The Markets in Financial Instruments Directive (MiFID) of 2004 is a European Union law which aims to improve and harmonize regulation for investment services. National Competent Authorities (CAs or NCAs) are obligated to collect transaction data from national entities as well as branches situated in the respective country and forward that data to other affected Competent Authorities.
In 2011 Level 2 of the directive has been adopted by the European Commission, allowing the European Securities and Markets Authority (ESMA) to draft technical standards for the realization of the directive. To harmonize and unify the exchange of transaction data between all participating CAs, ESMA defined a set of rules and schemas that must be implemented by all participating regulators.
The directive consists of the Transaction Reporting Exchange Mechanism (TREM), responsible for collecting and distributing data from national entities participating in market transactions, as well as Access to Trade Repositories System (TRACE) which shall provide access to transaction traded via independent Trade Repositories.
All regulators must collect transaction data from their national entities via Data Reception Interface (DRI). ESMA has defined strict regulations regarding deadlines: transaction reports must be submitted daily. Any executed transactions must be reported the following working day. Pending feedback files must be fetched every day. Manual fetching and submitting of files is unreasonable, the system should work independently. For this reason, a web service should be used to facilitate the automated exchange of data between the submitting entities and the regulator.
Specific rules defined by ESMA are used to validate the submitted data. The validation result, be it positive or negative, must be returned to the sender as a feedback file. If the validation has been successful, the origin of the transaction determines the further procedure. Transactions submitted by a national entity must be routed to other regulators affected by the transaction. Affected CAs are to be identified by a ruleset defined by ESMA. Once a day all transactions, which are to be routed to other regulators, will be submitted to the HUB.
To fulfill the requirements for regulators specified by ESMA, AMANA created the Transaction Manager, which can handle the whole process without user interaction. Submitted files are validated, routed, consolidated and submitted to the ESMA HUB automatically. Furthermore, any required feedback files are created and provided similarly. Automation is a key requirement for the implementation of TREM. The specified deadlines require daily collection and distribution of transaction data which could not be reasonably accomplished if user interaction were necessary.
The AMANA Transaction Manager is fully scalable. The system consists of the following independent modules:
All modules can be combined to complete the respective workload in time. This architecture allows the regulator to fulfill the daily deadlines set by ESMA, regardless of the transaction volume of the country.

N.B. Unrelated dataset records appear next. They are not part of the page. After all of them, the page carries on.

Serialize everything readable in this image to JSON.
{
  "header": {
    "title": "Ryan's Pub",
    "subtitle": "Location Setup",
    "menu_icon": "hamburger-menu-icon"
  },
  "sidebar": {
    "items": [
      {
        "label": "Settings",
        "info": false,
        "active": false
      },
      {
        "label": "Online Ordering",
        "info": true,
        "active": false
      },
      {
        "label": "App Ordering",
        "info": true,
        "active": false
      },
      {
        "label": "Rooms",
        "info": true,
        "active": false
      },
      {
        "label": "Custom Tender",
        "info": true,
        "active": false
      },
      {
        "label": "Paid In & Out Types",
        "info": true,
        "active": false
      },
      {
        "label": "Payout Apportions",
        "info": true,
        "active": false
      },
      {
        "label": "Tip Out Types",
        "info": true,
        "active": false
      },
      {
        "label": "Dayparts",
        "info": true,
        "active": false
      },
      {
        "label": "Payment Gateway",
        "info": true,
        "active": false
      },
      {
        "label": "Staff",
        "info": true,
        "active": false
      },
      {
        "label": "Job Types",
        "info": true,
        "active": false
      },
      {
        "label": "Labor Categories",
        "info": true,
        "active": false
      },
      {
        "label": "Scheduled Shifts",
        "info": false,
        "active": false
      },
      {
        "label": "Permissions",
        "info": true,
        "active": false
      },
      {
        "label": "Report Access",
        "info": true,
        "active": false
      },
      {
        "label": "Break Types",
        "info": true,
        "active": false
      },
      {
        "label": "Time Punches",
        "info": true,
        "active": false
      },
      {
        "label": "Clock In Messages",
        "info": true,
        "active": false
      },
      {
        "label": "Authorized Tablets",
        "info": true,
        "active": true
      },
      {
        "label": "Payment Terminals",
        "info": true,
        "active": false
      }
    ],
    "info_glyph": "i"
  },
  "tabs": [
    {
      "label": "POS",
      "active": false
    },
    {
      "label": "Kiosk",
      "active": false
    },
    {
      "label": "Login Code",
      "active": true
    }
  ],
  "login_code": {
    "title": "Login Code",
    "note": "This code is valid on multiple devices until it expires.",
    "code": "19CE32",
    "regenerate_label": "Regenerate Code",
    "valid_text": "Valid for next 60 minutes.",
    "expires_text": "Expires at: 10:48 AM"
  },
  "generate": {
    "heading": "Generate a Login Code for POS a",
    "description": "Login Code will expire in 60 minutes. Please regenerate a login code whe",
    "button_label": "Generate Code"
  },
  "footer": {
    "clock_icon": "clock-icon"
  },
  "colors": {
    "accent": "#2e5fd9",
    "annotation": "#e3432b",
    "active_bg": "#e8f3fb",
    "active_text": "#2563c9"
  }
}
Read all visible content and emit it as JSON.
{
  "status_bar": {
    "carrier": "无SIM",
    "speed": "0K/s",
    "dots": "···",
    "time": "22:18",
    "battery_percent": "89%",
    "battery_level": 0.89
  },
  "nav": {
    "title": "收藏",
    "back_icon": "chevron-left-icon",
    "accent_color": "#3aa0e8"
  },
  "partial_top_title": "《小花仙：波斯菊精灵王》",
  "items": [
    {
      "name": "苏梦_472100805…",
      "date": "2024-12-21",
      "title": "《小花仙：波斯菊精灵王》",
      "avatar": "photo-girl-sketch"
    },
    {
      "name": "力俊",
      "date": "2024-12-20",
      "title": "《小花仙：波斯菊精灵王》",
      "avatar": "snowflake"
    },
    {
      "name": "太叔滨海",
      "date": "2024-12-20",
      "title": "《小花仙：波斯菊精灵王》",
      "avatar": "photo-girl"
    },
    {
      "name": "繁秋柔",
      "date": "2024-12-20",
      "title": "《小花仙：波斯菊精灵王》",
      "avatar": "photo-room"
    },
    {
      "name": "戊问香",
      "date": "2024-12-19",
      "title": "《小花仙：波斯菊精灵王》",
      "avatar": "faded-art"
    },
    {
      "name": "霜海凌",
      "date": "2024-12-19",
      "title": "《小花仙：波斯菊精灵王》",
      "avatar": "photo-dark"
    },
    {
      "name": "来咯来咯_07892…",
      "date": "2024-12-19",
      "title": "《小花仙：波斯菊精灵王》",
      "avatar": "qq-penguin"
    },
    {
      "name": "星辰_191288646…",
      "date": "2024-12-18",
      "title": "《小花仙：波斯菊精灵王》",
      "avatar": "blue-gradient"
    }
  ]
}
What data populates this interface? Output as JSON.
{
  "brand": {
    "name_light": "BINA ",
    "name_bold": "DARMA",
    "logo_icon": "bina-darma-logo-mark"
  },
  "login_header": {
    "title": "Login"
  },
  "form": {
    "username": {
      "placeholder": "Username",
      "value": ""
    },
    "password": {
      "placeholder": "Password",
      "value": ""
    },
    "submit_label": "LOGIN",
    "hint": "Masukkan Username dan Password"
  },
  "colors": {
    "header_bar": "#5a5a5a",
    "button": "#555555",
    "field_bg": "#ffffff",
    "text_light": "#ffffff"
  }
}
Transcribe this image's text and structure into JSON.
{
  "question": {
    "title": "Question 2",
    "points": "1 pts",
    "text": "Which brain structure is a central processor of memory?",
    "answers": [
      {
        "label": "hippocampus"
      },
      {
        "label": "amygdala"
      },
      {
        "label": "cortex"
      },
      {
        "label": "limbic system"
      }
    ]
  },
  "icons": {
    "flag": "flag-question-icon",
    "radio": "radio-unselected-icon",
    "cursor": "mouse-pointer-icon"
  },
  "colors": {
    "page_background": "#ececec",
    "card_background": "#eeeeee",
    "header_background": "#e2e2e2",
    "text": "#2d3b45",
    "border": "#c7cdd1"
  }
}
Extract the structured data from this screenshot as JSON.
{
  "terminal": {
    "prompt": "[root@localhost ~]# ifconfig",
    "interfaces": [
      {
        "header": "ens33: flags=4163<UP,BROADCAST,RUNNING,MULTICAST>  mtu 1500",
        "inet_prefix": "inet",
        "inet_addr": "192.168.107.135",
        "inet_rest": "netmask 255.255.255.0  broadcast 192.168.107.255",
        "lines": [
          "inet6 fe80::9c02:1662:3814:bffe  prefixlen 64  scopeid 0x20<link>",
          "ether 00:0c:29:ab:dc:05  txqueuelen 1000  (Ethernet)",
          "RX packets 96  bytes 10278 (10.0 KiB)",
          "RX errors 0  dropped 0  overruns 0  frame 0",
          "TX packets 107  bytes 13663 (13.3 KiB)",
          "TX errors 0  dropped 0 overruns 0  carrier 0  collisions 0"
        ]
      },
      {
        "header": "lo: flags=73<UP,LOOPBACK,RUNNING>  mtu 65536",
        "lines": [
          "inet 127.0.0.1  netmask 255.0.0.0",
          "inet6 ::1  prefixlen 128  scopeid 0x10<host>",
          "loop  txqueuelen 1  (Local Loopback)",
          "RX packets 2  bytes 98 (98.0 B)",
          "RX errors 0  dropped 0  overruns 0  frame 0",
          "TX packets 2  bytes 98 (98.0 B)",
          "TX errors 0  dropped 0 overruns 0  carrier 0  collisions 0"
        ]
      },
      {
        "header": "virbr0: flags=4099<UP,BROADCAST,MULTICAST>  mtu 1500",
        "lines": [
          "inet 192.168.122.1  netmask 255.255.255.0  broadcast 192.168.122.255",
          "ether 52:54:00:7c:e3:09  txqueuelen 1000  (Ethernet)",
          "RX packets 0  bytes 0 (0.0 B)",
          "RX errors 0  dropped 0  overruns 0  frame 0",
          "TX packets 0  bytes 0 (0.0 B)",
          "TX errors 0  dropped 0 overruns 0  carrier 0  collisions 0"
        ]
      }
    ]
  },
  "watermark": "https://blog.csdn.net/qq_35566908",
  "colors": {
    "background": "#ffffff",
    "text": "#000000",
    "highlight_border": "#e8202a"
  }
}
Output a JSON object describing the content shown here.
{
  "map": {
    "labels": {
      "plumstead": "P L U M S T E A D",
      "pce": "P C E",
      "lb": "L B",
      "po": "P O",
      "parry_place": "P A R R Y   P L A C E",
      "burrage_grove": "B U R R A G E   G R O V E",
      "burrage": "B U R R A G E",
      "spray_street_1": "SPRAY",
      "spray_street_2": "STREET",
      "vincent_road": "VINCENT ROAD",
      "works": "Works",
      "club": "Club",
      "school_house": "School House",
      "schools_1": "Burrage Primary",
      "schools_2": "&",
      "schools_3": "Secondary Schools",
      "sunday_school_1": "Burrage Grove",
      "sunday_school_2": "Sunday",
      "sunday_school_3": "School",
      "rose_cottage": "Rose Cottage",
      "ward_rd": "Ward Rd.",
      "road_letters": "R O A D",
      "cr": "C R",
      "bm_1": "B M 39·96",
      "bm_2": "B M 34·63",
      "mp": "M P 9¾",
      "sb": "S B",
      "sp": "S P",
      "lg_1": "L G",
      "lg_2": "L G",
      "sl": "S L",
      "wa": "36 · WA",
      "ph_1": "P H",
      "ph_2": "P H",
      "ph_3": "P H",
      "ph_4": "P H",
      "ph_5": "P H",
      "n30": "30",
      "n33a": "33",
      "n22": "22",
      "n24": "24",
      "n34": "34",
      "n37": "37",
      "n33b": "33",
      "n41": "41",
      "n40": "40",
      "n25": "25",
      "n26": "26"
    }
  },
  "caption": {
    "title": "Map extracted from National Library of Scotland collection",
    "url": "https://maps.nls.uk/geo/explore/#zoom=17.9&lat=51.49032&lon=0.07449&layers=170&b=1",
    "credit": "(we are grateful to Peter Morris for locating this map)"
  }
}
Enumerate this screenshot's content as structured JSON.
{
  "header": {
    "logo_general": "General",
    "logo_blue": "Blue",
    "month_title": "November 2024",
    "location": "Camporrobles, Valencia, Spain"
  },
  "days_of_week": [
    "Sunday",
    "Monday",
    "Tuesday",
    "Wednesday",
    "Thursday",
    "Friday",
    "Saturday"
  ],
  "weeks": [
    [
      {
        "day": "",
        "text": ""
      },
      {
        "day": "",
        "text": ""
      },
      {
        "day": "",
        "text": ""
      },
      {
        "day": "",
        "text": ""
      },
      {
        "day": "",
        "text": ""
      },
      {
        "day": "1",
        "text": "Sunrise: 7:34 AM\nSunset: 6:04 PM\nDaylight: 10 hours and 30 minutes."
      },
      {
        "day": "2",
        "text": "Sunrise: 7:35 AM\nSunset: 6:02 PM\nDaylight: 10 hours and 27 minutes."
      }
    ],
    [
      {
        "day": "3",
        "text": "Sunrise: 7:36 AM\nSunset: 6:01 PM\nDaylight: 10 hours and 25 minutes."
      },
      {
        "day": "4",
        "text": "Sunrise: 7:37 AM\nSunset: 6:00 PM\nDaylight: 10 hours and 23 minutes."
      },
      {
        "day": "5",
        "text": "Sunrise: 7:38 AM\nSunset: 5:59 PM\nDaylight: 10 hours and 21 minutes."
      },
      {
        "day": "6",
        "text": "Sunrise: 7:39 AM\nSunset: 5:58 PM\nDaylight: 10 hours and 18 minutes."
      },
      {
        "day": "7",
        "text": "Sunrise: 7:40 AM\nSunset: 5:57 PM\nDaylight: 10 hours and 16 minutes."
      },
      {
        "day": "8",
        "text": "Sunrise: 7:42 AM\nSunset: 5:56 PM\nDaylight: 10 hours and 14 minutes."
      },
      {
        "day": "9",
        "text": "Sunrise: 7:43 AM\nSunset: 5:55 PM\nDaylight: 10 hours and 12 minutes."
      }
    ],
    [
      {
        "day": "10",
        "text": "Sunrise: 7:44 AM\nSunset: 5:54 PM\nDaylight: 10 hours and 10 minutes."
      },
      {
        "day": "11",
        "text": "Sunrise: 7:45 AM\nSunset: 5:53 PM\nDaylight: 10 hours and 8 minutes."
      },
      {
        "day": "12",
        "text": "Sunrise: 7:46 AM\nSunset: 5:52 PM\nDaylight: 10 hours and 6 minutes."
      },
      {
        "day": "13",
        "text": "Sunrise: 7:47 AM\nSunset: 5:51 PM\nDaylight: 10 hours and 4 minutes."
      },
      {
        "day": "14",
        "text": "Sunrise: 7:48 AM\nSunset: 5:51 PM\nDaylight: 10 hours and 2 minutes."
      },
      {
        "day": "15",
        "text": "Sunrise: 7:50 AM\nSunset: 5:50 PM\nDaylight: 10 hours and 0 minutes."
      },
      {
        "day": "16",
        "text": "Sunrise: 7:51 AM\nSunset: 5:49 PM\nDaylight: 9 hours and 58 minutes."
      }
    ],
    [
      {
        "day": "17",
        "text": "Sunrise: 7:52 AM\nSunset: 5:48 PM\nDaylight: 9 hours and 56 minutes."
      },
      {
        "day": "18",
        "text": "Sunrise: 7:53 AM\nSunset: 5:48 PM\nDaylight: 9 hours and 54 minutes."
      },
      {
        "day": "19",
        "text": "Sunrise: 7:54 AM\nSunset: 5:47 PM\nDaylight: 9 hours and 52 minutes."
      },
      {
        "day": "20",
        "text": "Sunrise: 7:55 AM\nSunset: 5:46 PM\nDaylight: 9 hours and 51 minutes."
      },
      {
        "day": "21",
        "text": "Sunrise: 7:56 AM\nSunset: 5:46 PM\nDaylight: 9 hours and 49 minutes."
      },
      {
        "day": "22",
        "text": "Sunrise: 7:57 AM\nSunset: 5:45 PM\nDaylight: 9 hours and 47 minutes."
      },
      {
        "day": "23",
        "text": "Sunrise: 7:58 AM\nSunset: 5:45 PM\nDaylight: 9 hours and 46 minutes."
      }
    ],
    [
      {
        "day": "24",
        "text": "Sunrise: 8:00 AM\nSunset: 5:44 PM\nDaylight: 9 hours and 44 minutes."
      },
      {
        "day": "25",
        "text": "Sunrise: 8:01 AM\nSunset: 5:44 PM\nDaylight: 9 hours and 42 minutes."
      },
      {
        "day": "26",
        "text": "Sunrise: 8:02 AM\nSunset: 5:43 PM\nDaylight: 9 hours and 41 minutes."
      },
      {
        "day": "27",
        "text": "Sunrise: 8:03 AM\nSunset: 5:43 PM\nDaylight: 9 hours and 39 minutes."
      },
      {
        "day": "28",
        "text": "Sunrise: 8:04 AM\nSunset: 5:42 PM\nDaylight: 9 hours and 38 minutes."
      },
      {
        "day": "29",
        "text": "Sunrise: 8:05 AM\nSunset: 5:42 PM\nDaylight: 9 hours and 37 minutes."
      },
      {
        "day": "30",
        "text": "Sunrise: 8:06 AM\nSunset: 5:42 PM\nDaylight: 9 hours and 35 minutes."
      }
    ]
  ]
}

AMANA is proud to announce that the Financial Market Authority (FMA) Liechtenstein will be the first regulator to use the Transaction Manager in production to fulfill the requirements of ESMA.
The Transaction Manager is scheduled to take part in all phases of the testing strategy defined by ESMA. The first integration testing phase between the regulators will start in September 2017. Prior to this phase national submitting entities should be able to test their systems against the Data Reception Interface. Since this interface is not standardized by ESMA, an early release of its specification is necessary to enable the submitting entities to implement their systems accordingly. The Transaction Manager’s DRI specification is currently scheduled to be released in April, with an accompanying test phase in July and August.
In addition to the core functionality, the Transaction Manager also provides a user interface to monitor and view transactions and feedback files as well as compiled statistics. Transaction data are stored in a relational database, so it can be used as a source for further business intelligence tasks.
Following the go-live in January the Transaction Manager will be extended by further reporting and analysis features as well as further possibilities to integrate and use the transaction data in existing systems.